Apologies, I don’t have time right now for a lot of back and forth on this but @Raf’s description was fairly accurate. I’d only add that AxisKeys.jl may seem like the right solution superficially to users but has some problems under the hood because the semantics of how we use them need to translate to the internals used for indexing in a flexible, performant, and intuitive way. These have been discussed over the years and it would take a lot of time to dig up all the links and fully present them to new comers. It’s somewhat akin to the conversation of “why did you make Julia instead of just fixing Pythong?”. When you spend enough time trying to solve the problem you realize there are some things that just can’t be made flexible, performant, and intuitive to users. It’s going to take a lot of dedicated work to find one solution that works. Some of it requires adding things to Base still. Unless someone makes it their full time job to figure this out over the next year, don’t expect this to be solved by a single package anytime soon.
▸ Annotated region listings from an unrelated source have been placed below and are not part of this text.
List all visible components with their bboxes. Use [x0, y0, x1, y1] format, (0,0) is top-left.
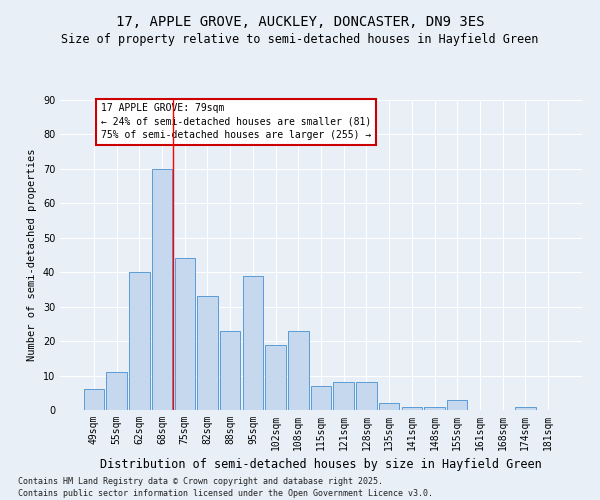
Bar	[515, 406, 536, 410]
Bar	[242, 276, 263, 410]
Bar	[197, 296, 218, 410]
Bar	[265, 344, 286, 410]
Bar	[334, 382, 354, 410]
Text: 17 APPLE GROVE: 79sqm
← 24% of semi-detached houses are smaller (81)
75% of semi: 17 APPLE GROVE: 79sqm ← 24% of semi-deta…	[101, 104, 371, 140]
Y-axis label: Number of semi-detached properties: Number of semi-detached properties	[27, 149, 37, 361]
Bar	[356, 382, 377, 410]
Bar	[401, 406, 422, 410]
Text: 17, APPLE GROVE, AUCKLEY, DONCASTER, DN9 3ES: 17, APPLE GROVE, AUCKLEY, DONCASTER, DN9…	[116, 15, 484, 29]
Bar	[220, 331, 241, 410]
Bar	[84, 390, 104, 410]
Bar	[424, 406, 445, 410]
Text: Size of property relative to semi-detached houses in Hayfield Green: Size of property relative to semi-detach…	[61, 32, 539, 46]
Text: Contains HM Land Registry data © Crown copyright and database right 2025.
Contai: Contains HM Land Registry data © Crown c…	[18, 476, 433, 498]
Bar	[288, 331, 308, 410]
Bar	[311, 386, 331, 410]
Bar	[175, 258, 195, 410]
Bar	[379, 403, 400, 410]
Bar	[106, 372, 127, 410]
Bar	[152, 169, 172, 410]
Bar	[447, 400, 467, 410]
X-axis label: Distribution of semi-detached houses by size in Hayfield Green: Distribution of semi-detached houses by …	[100, 458, 542, 471]
Bar	[129, 272, 149, 410]
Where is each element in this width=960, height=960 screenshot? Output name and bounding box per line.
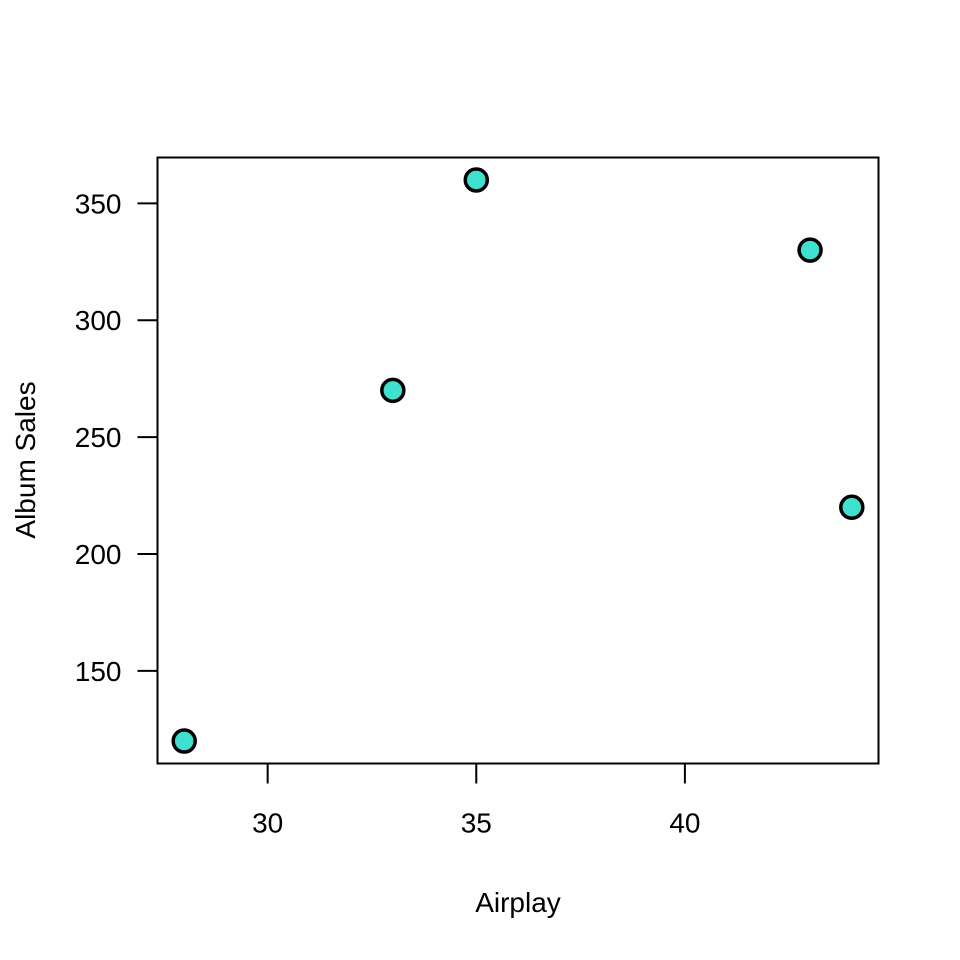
x-tick-label: 40 bbox=[669, 808, 700, 839]
y-tick-label: 200 bbox=[75, 539, 122, 570]
x-axis-label: Airplay bbox=[475, 887, 561, 918]
x-tick-label: 35 bbox=[461, 808, 492, 839]
y-tick-label: 250 bbox=[75, 422, 122, 453]
data-point bbox=[171, 728, 197, 754]
y-tick-label: 300 bbox=[75, 305, 122, 336]
x-axis: 30 35 40 bbox=[252, 763, 700, 839]
y-axis: 150 200 250 300 350 bbox=[75, 188, 158, 687]
y-tick-label: 350 bbox=[75, 188, 122, 219]
y-tick-label: 150 bbox=[75, 656, 122, 687]
data-point bbox=[463, 167, 490, 193]
data-points bbox=[171, 167, 865, 754]
data-point bbox=[380, 377, 406, 404]
data-point bbox=[797, 237, 823, 263]
plot-frame bbox=[156, 156, 880, 765]
data-point bbox=[839, 494, 865, 521]
x-tick-label: 30 bbox=[252, 808, 283, 839]
y-axis-label: Album Sales bbox=[10, 381, 41, 538]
With that said, we can still have stable interfaces around this. Having a common interface to accessing labeled indices and named dimensions makes it so package authors can guarantee a subset of behaviors without the risk of breaking changes in the future.
Are there any problems with DimensionalData?
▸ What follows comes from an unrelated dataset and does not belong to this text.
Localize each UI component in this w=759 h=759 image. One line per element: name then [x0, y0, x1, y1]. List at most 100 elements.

Also I can’t stop thinking of a snake in a thong now
I think that it was already expressed by the author quite concisely. It’s over engineered and is not a well fit solution for a lot of other use cases.
BTW. I’m leaving that typo in just for you
If DimensionalData.jl is overengineered, that makes me think the bar for “Overengineered” is set low enough that even a Pythong couldn’t fit under it
No it couldn’t. Those solutions wouldn’t work for a lot of use cases either. Just because people make due with the solution their given doesn’t mean it’s the right solution.
Since this thread got split from the main one (thanks @mbauman
), I’ll just note that one concrete thing to come out of this discussion is @longemen3000’s PR to JuMP:
We had a call with the JuMP developers a few hours ago, and the conclusion was a tentative “yes” to accepting more extension packages like this.